With the given security tools, journalists are ill-equipped to protect the identity of their sources, especially after Edward Snowden's leak of classified documents to journalists across the globe about massive government surveillance programmes and threats to personal privacy, says a new study.
"Addressing many of the security issues journalists face will require new technical solutions, while many existing secure tools are incompatible with the journalistic process in one way or the other," said lead author Susan McGregor, assistant professor at Columbia University in the US.
The researchers probed the computer security habits of 15 journalists across the US and France and found a number of security weaknesses in their technological tools.
"If you use your iPhone to translate speech to text, for example, it sends that information to Apple," said senior author Franziska Roesner from University of Washington.

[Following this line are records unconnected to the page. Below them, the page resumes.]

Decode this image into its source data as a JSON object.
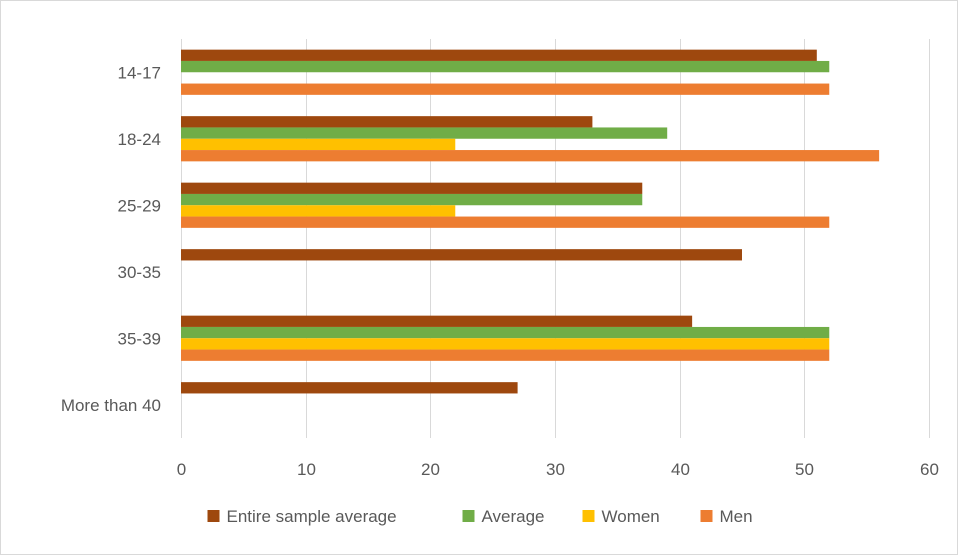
{
  "chart_data": {
    "type": "bar",
    "orientation": "horizontal",
    "title": "",
    "xlabel": "",
    "ylabel": "",
    "categories": [
      "14-17",
      "18-24",
      "25-29",
      "30-35",
      "35-39",
      "More than 40"
    ],
    "xlim": [
      0,
      60
    ],
    "x_ticks": [
      0,
      10,
      20,
      30,
      40,
      50,
      60
    ],
    "grid": true,
    "legend_position": "bottom",
    "series": [
      {
        "name": "Entire sample average",
        "color": "#9e480e",
        "values": [
          51,
          33,
          37,
          45,
          41,
          27
        ]
      },
      {
        "name": "Average",
        "color": "#70ad47",
        "values": [
          52,
          39,
          37,
          null,
          52,
          null
        ]
      },
      {
        "name": "Women",
        "color": "#ffc000",
        "values": [
          null,
          22,
          22,
          null,
          52,
          null
        ]
      },
      {
        "name": "Men",
        "color": "#ed7d31",
        "values": [
          52,
          56,
          52,
          null,
          52,
          null
        ]
      }
    ]
  }
}
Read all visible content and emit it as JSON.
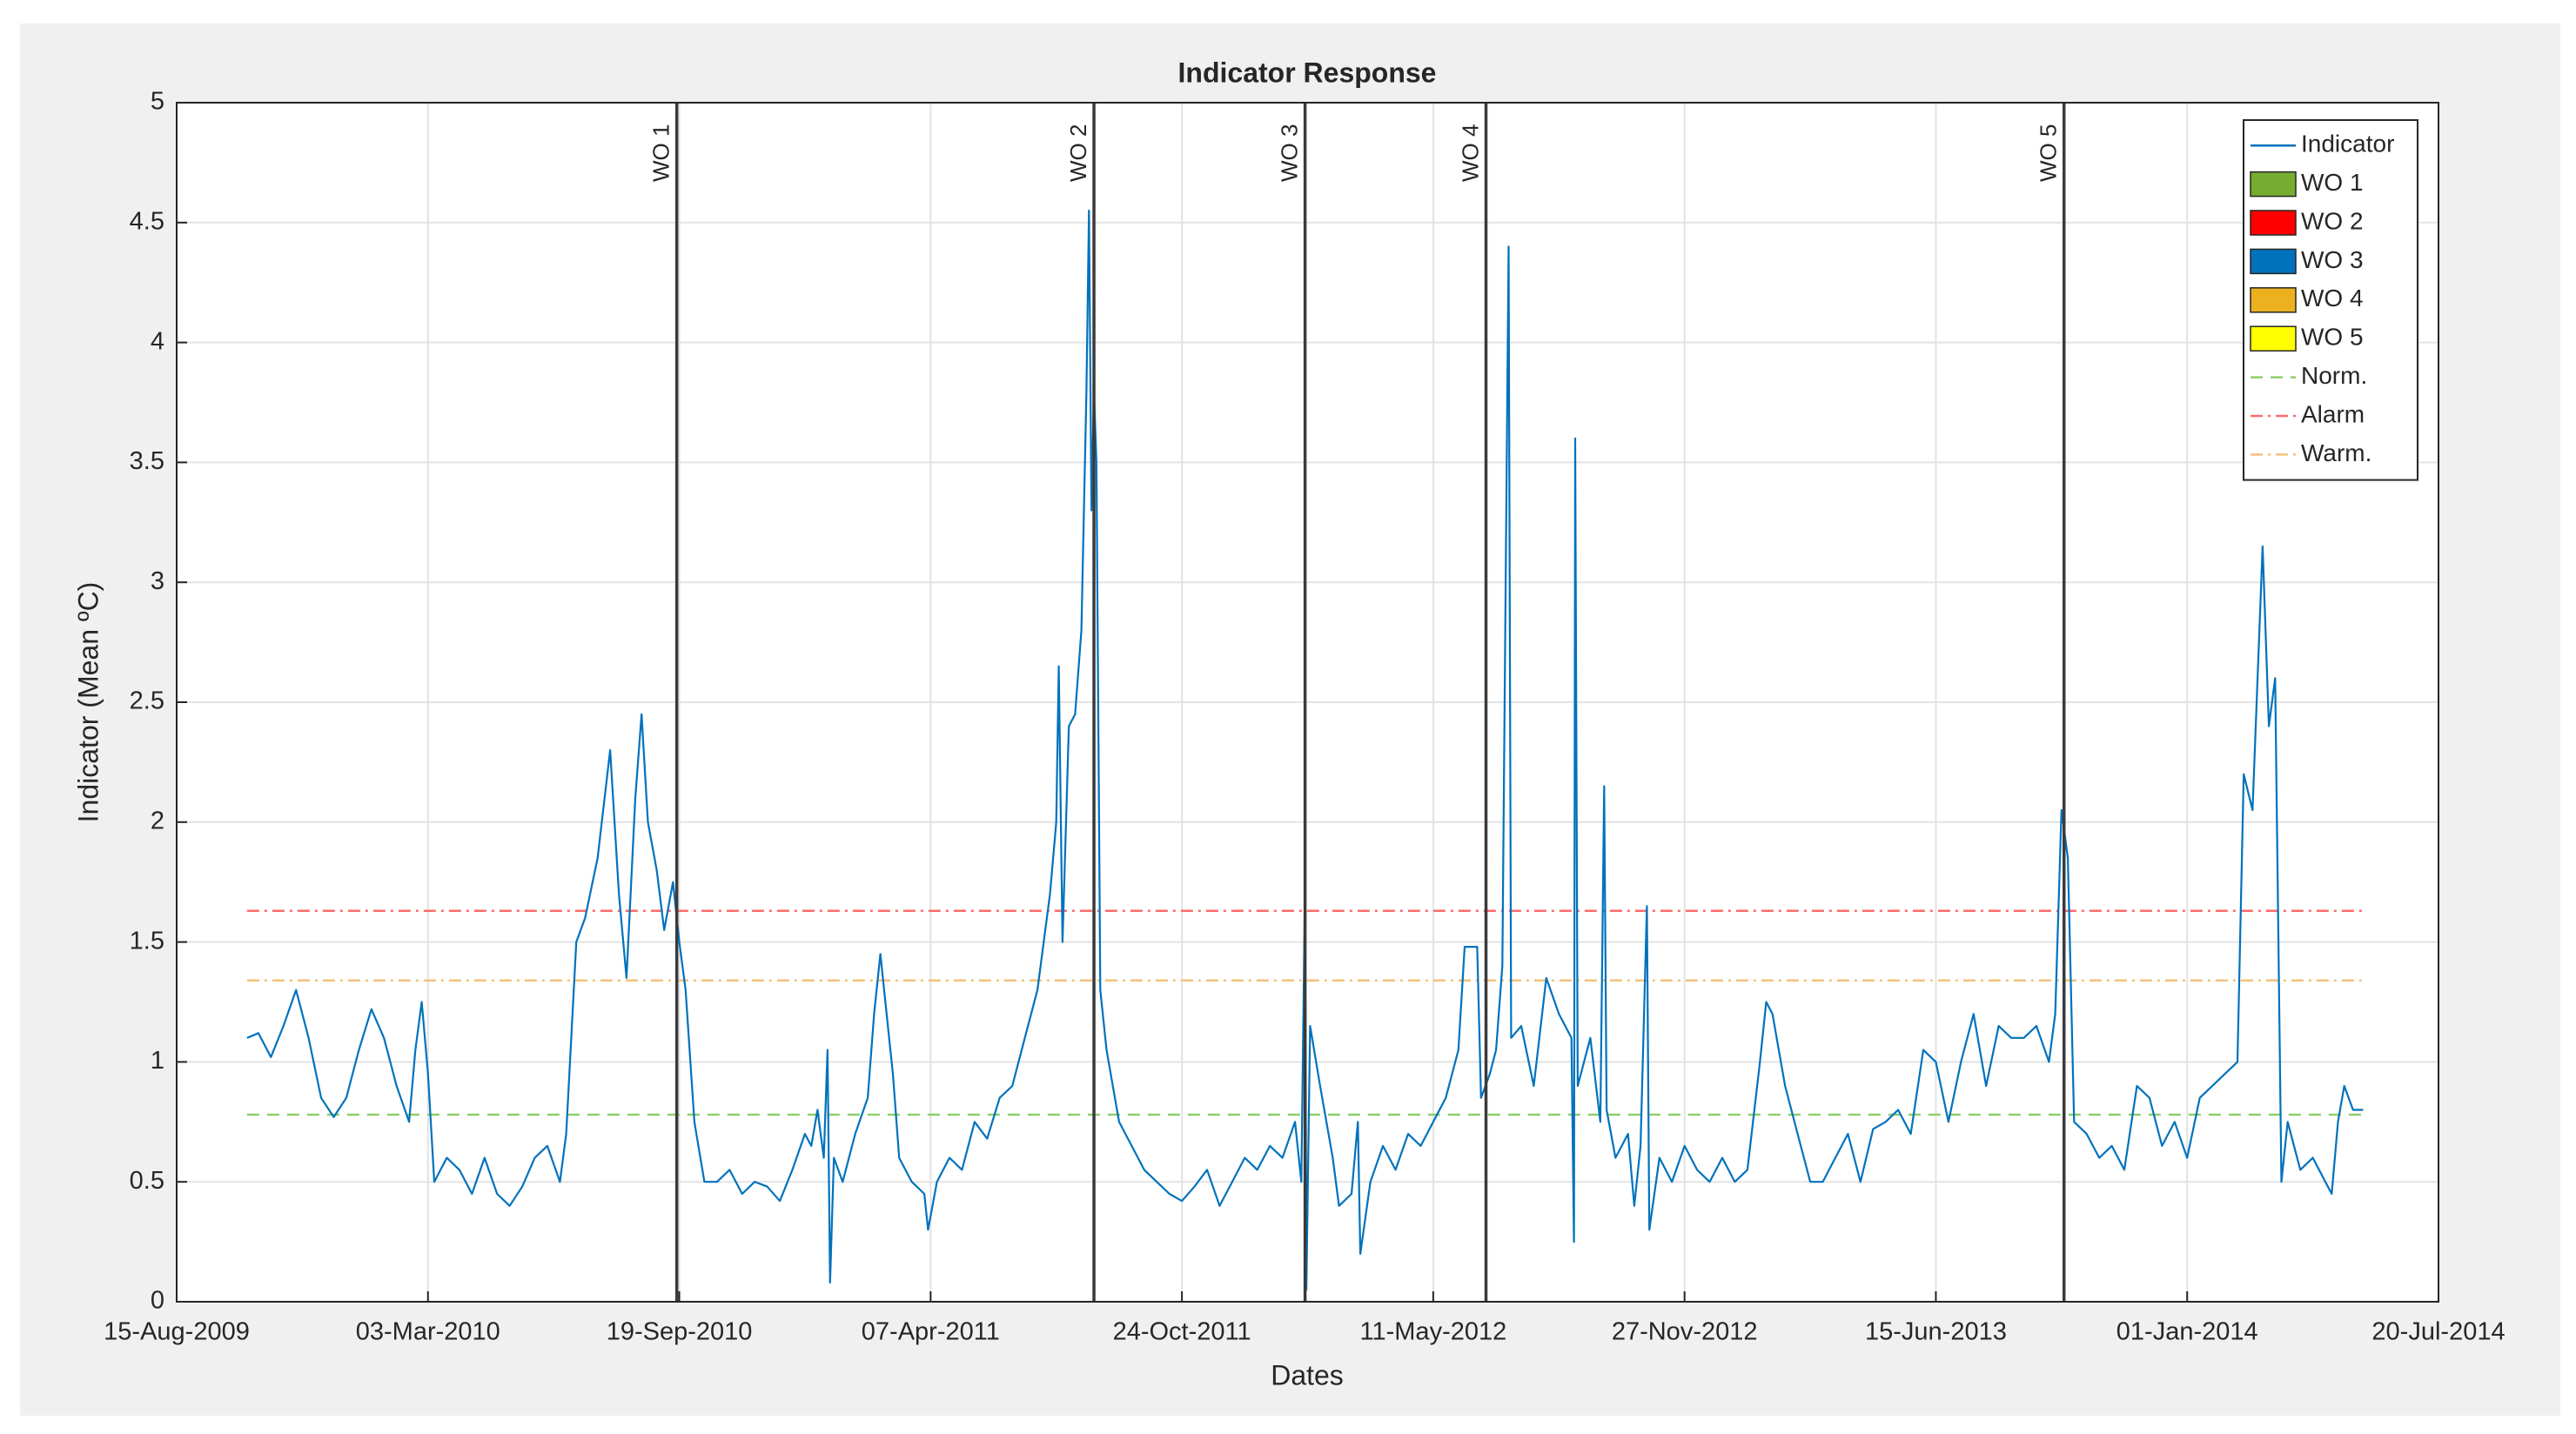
{
  "chart_data": {
    "type": "line",
    "title": "Indicator Response",
    "x_label": "Dates",
    "y_label": "Indicator (Mean ºC)",
    "xlim": [
      "2009-08-15",
      "2014-07-20"
    ],
    "xticks": [
      {
        "value": "2009-08-15",
        "label": "15-Aug-2009"
      },
      {
        "value": "2010-03-03",
        "label": "03-Mar-2010"
      },
      {
        "value": "2010-09-19",
        "label": "19-Sep-2010"
      },
      {
        "value": "2011-04-07",
        "label": "07-Apr-2011"
      },
      {
        "value": "2011-10-24",
        "label": "24-Oct-2011"
      },
      {
        "value": "2012-05-11",
        "label": "11-May-2012"
      },
      {
        "value": "2012-11-27",
        "label": "27-Nov-2012"
      },
      {
        "value": "2013-06-15",
        "label": "15-Jun-2013"
      },
      {
        "value": "2014-01-01",
        "label": "01-Jan-2014"
      },
      {
        "value": "2014-07-20",
        "label": "20-Jul-2014"
      }
    ],
    "ylim": [
      0,
      5
    ],
    "yticks": [
      0,
      0.5,
      1,
      1.5,
      2,
      2.5,
      3,
      3.5,
      4,
      4.5,
      5
    ],
    "grid": true,
    "legend": "upper right",
    "x": [
      "2009-10-10",
      "2009-10-19",
      "2009-10-29",
      "2009-11-08",
      "2009-11-18",
      "2009-11-28",
      "2009-12-08",
      "2009-12-18",
      "2009-12-28",
      "2010-01-07",
      "2010-01-17",
      "2010-01-27",
      "2010-02-06",
      "2010-02-16",
      "2010-02-21",
      "2010-02-26",
      "2010-03-03",
      "2010-03-08",
      "2010-03-18",
      "2010-03-28",
      "2010-04-07",
      "2010-04-17",
      "2010-04-27",
      "2010-05-07",
      "2010-05-17",
      "2010-05-27",
      "2010-06-06",
      "2010-06-16",
      "2010-06-21",
      "2010-06-29",
      "2010-07-06",
      "2010-07-16",
      "2010-07-26",
      "2010-08-02",
      "2010-08-08",
      "2010-08-15",
      "2010-08-20",
      "2010-08-25",
      "2010-09-01",
      "2010-09-07",
      "2010-09-14",
      "2010-09-19",
      "2010-09-24",
      "2010-10-01",
      "2010-10-09",
      "2010-10-19",
      "2010-10-29",
      "2010-11-08",
      "2010-11-18",
      "2010-11-28",
      "2010-12-08",
      "2010-12-18",
      "2010-12-28",
      "2011-01-02",
      "2011-01-07",
      "2011-01-12",
      "2011-01-15",
      "2011-01-17",
      "2011-01-20",
      "2011-01-27",
      "2011-02-06",
      "2011-02-16",
      "2011-02-21",
      "2011-02-26",
      "2011-03-03",
      "2011-03-08",
      "2011-03-13",
      "2011-03-23",
      "2011-04-02",
      "2011-04-05",
      "2011-04-12",
      "2011-04-22",
      "2011-05-02",
      "2011-05-12",
      "2011-05-22",
      "2011-06-01",
      "2011-06-11",
      "2011-06-21",
      "2011-07-01",
      "2011-07-11",
      "2011-07-16",
      "2011-07-18",
      "2011-07-21",
      "2011-07-26",
      "2011-07-31",
      "2011-08-05",
      "2011-08-09",
      "2011-08-11",
      "2011-08-13",
      "2011-08-15",
      "2011-08-17",
      "2011-08-20",
      "2011-08-25",
      "2011-09-04",
      "2011-09-14",
      "2011-09-24",
      "2011-10-04",
      "2011-10-14",
      "2011-10-24",
      "2011-11-03",
      "2011-11-13",
      "2011-11-23",
      "2011-12-03",
      "2011-12-13",
      "2011-12-23",
      "2012-01-02",
      "2012-01-12",
      "2012-01-22",
      "2012-01-27",
      "2012-01-30",
      "2012-01-31",
      "2012-02-03",
      "2012-02-11",
      "2012-02-21",
      "2012-02-26",
      "2012-03-07",
      "2012-03-12",
      "2012-03-14",
      "2012-03-22",
      "2012-04-01",
      "2012-04-11",
      "2012-04-21",
      "2012-05-01",
      "2012-05-11",
      "2012-05-21",
      "2012-05-31",
      "2012-06-05",
      "2012-06-15",
      "2012-06-18",
      "2012-06-25",
      "2012-06-30",
      "2012-07-05",
      "2012-07-08",
      "2012-07-10",
      "2012-07-12",
      "2012-07-20",
      "2012-07-30",
      "2012-08-09",
      "2012-08-19",
      "2012-08-29",
      "2012-08-31",
      "2012-09-01",
      "2012-09-03",
      "2012-09-13",
      "2012-09-21",
      "2012-09-24",
      "2012-09-26",
      "2012-10-03",
      "2012-10-13",
      "2012-10-18",
      "2012-10-23",
      "2012-10-28",
      "2012-10-30",
      "2012-11-07",
      "2012-11-17",
      "2012-11-27",
      "2012-12-07",
      "2012-12-17",
      "2012-12-27",
      "2013-01-06",
      "2013-01-16",
      "2013-01-26",
      "2013-01-31",
      "2013-02-05",
      "2013-02-15",
      "2013-02-25",
      "2013-03-07",
      "2013-03-17",
      "2013-03-27",
      "2013-04-06",
      "2013-04-16",
      "2013-04-26",
      "2013-05-06",
      "2013-05-16",
      "2013-05-26",
      "2013-06-05",
      "2013-06-15",
      "2013-06-25",
      "2013-07-05",
      "2013-07-15",
      "2013-07-25",
      "2013-08-04",
      "2013-08-14",
      "2013-08-24",
      "2013-09-03",
      "2013-09-13",
      "2013-09-18",
      "2013-09-23",
      "2013-09-28",
      "2013-10-03",
      "2013-10-13",
      "2013-10-23",
      "2013-11-02",
      "2013-11-12",
      "2013-11-22",
      "2013-12-02",
      "2013-12-12",
      "2013-12-22",
      "2014-01-01",
      "2014-01-11",
      "2014-01-21",
      "2014-01-31",
      "2014-02-10",
      "2014-02-15",
      "2014-02-22",
      "2014-03-02",
      "2014-03-07",
      "2014-03-12",
      "2014-03-17",
      "2014-03-22",
      "2014-04-01",
      "2014-04-11",
      "2014-04-21",
      "2014-04-26",
      "2014-05-01",
      "2014-05-06",
      "2014-05-13",
      "2014-05-21"
    ],
    "series": [
      {
        "name": "Indicator",
        "color": "#0072BD",
        "values": [
          1.1,
          1.12,
          1.02,
          1.15,
          1.3,
          1.1,
          0.85,
          0.77,
          0.85,
          1.05,
          1.22,
          1.1,
          0.9,
          0.75,
          1.05,
          1.25,
          0.95,
          0.5,
          0.6,
          0.55,
          0.45,
          0.6,
          0.45,
          0.4,
          0.48,
          0.6,
          0.65,
          0.5,
          0.7,
          1.5,
          1.6,
          1.85,
          2.3,
          1.7,
          1.35,
          2.1,
          2.45,
          2.0,
          1.8,
          1.55,
          1.75,
          1.5,
          1.3,
          0.75,
          0.5,
          0.5,
          0.55,
          0.45,
          0.5,
          0.48,
          0.42,
          0.55,
          0.7,
          0.65,
          0.8,
          0.6,
          1.05,
          0.08,
          0.6,
          0.5,
          0.7,
          0.85,
          1.2,
          1.45,
          1.2,
          0.95,
          0.6,
          0.5,
          0.45,
          0.3,
          0.5,
          0.6,
          0.55,
          0.75,
          0.68,
          0.85,
          0.9,
          1.1,
          1.3,
          1.7,
          2.0,
          2.65,
          1.5,
          2.4,
          2.45,
          2.8,
          3.8,
          4.55,
          3.3,
          3.8,
          3.5,
          1.3,
          1.05,
          0.75,
          0.65,
          0.55,
          0.5,
          0.45,
          0.42,
          0.48,
          0.55,
          0.4,
          0.5,
          0.6,
          0.55,
          0.65,
          0.6,
          0.75,
          0.5,
          1.75,
          0.05,
          1.15,
          0.9,
          0.6,
          0.4,
          0.45,
          0.75,
          0.2,
          0.5,
          0.65,
          0.55,
          0.7,
          0.65,
          0.75,
          0.85,
          1.05,
          1.48,
          1.48,
          0.85,
          0.95,
          1.05,
          1.4,
          3.2,
          4.4,
          1.1,
          1.15,
          0.9,
          1.35,
          1.2,
          1.1,
          0.25,
          3.6,
          0.9,
          1.1,
          0.75,
          2.15,
          0.8,
          0.6,
          0.7,
          0.4,
          0.65,
          1.65,
          0.3,
          0.6,
          0.5,
          0.65,
          0.55,
          0.5,
          0.6,
          0.5,
          0.55,
          1.0,
          1.25,
          1.2,
          0.9,
          0.7,
          0.5,
          0.5,
          0.6,
          0.7,
          0.5,
          0.72,
          0.75,
          0.8,
          0.7,
          1.05,
          1.0,
          0.75,
          1.0,
          1.2,
          0.9,
          1.15,
          1.1,
          1.1,
          1.15,
          1.0,
          1.2,
          2.05,
          1.85,
          0.75,
          0.7,
          0.6,
          0.65,
          0.55,
          0.9,
          0.85,
          0.65,
          0.75,
          0.6,
          0.85,
          0.9,
          0.95,
          1.0,
          2.2,
          2.05,
          3.15,
          2.4,
          2.6,
          0.5,
          0.75,
          0.55,
          0.6,
          0.5,
          0.45,
          0.75,
          0.9,
          0.8,
          0.8
        ]
      }
    ],
    "work_orders": [
      {
        "name": "WO 1",
        "date": "2010-09-17",
        "color": "#77AC30"
      },
      {
        "name": "WO 2",
        "date": "2011-08-15",
        "color": "#FF0000"
      },
      {
        "name": "WO 3",
        "date": "2012-01-30",
        "color": "#0072BD"
      },
      {
        "name": "WO 4",
        "date": "2012-06-22",
        "color": "#EDB120"
      },
      {
        "name": "WO 5",
        "date": "2013-09-25",
        "color": "#FFFF00"
      }
    ],
    "thresholds": [
      {
        "name": "Norm.",
        "value": 0.78,
        "color": "#8fcf6a",
        "dash": "dash"
      },
      {
        "name": "Alarm",
        "value": 1.63,
        "color": "#ff6b6b",
        "dash": "dashdot"
      },
      {
        "name": "Warm.",
        "value": 1.34,
        "color": "#f3c27a",
        "dash": "dashdot"
      }
    ]
  }
}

"So, if you record a sensitive conversation, you have to trust that Apple is not colluding with an adversary or that Apple's security is good enough that your information is never going to be compromised," said Roesner.
News organizations' abilities to build trust with sources and gather sensitive information have been called into question by recent disclosures about surveillance: the US Department of Justice's admission that it secretly obtained phone records from the Associated Press, Microsoft's admission that it read a blogger's personal Hotmail account to find a source of an internal leak, and criminal investigations that have used email traces to identify and prosecute anonymous sources, the study said.
"At the same time, there are clearly opportunities to build tools that really support journalists' workflow and build them in a secure way," McGregor said.
For instance, the team found that reporters' number one goal -- obtaining information -- was often impeded by existing security tools that introduce roadblocks to communication.
One open-source product that sought to let whistleblowers securely send documents to journalists was rarely used because it lacked the common mechanisms by which news organisations tend to authenticate a source's identity.
"Tools fail when the technical community has built the wrong thing," Roesner said.
"We have been missing a deeper understanding of how journalists work and what kinds of security tools will and won't work for them," Roesner added.